In [1]:
from nfw_project import config_paths as cfg
import geopandas as gpd
import pandas as pd
import numpy as np

from docx import Document
from docx.shared import Inches

import xml.etree.ElementTree as ET
from pathlib import Path

# Roadless Area Metadata

In [12]:
# ---------------------------------------------------------------------
# CONFIG
# ---------------------------------------------------------------------
METADATA_XML = Path(cfg.RAW_DIR / "S_USA.RoadlessArea_2001_metadata.xml")
MD_OUT  = Path(cfg.LOGS_OUTPUT_DIR / "Roadless_Area_META.md")

# ---------------------------------------------------------------------
# LOAD XML
# ---------------------------------------------------------------------
tree = ET.parse(METADATA_XML)
root = tree.getroot()

def find_text(tag):
    """Return first occurrence of tag anywhere in the XML."""
    elem = root.find(f".//{tag}")
    return elem.text.strip() if elem is not None and elem.text else ""

# ---------------------------------------------------------------------
# HIGH-LEVEL METADATA
# ---------------------------------------------------------------------
metadata_info = {
    "Title":          find_text("title"),
    "Abstract":       find_text("abstract"),
    "Purpose":        find_text("purpose"),
    "Begin Date":     find_text("begdate"),
    "End Date":       find_text("enddate"),
    "West Boundary":  find_text("westbc"),
    "East Boundary":  find_text("eastbc"),
    "South Boundary": find_text("southbc"),
    "North Boundary": find_text("northbc"),
}

# ---------------------------------------------------------------------
# ATTRIBUTE DICTIONARY
# ---------------------------------------------------------------------
attributes = []

for attr in root.findall(".//attr"):
    name = attr.findtext("attrlabl", "").strip()
    desc = (attr.findtext("attrdef", "") or "").strip().replace("\n", " ")
    src  = attr.findtext("attrdefs", "").strip()

    if not name:
        continue

    attributes.append({"Field": name, "Description": desc, "Source": src})

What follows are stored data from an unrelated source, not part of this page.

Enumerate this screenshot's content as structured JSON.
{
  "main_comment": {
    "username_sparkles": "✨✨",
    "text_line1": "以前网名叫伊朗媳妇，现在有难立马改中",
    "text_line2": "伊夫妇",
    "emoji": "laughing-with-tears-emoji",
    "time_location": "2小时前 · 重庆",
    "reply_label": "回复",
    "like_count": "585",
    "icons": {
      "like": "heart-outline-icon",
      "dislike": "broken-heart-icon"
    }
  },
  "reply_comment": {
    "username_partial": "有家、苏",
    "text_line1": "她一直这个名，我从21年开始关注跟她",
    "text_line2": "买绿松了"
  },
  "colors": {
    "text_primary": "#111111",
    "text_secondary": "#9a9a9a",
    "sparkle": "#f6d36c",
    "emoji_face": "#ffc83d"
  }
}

# ---------------------------------------------------------------------
# ENUMERATED DOMAINS (edomv / edomvd / edomvds)
# ---------------------------------------------------------------------
enum_domains = {}  # attr name -> list of {Code, Description, Source}

for attr in root.findall(".//attr"):
    attr_name = attr.findtext("attrlabl", "").strip()
    domv = attr.find("attrdomv")
    if not attr_name or domv is None:
        continue

    for edom in domv.findall("edom"):
        code = (edom.findtext("edomv") or "").strip()
        desc = (edom.findtext("edomvd") or "").strip().replace("\n", " ")
        src  = (edom.findtext("edomvds") or "").strip()

        if not code:
            continue

        enum_domains.setdefault(attr_name, []).append(
            {"Code": code, "Description": desc, "Source": src}
        )

# ---------------------------------------------------------------------
# BUILD  MARKDOWN DOC
# ---------------------------------------------------------------------
md_lines = []

# Header
md_lines.append("# Roadless Area Metadata")
md_lines.append("")

# Dataset overview
md_lines.append("## Dataset Overview\n")
for k, v in metadata_info.items():
    md_lines.append(f"**{k}:** {v if v else ''}")
    md_lines.append("")
md_lines.append("---\n")

# Attribute dictionary
md_lines.append("## Attribute Dictionary\n")
md_lines.append("| Field | Description | Source |")
md_lines.append("|-------|-------------|--------|")

for row in attributes:
    fld  = row["Field"].replace("|", "\\|")
    desc = row["Description"].replace("|", "\\|")
    src  = row["Source"].replace("|", "\\|")
    md_lines.append(f"| {fld} | {desc} | {src} |")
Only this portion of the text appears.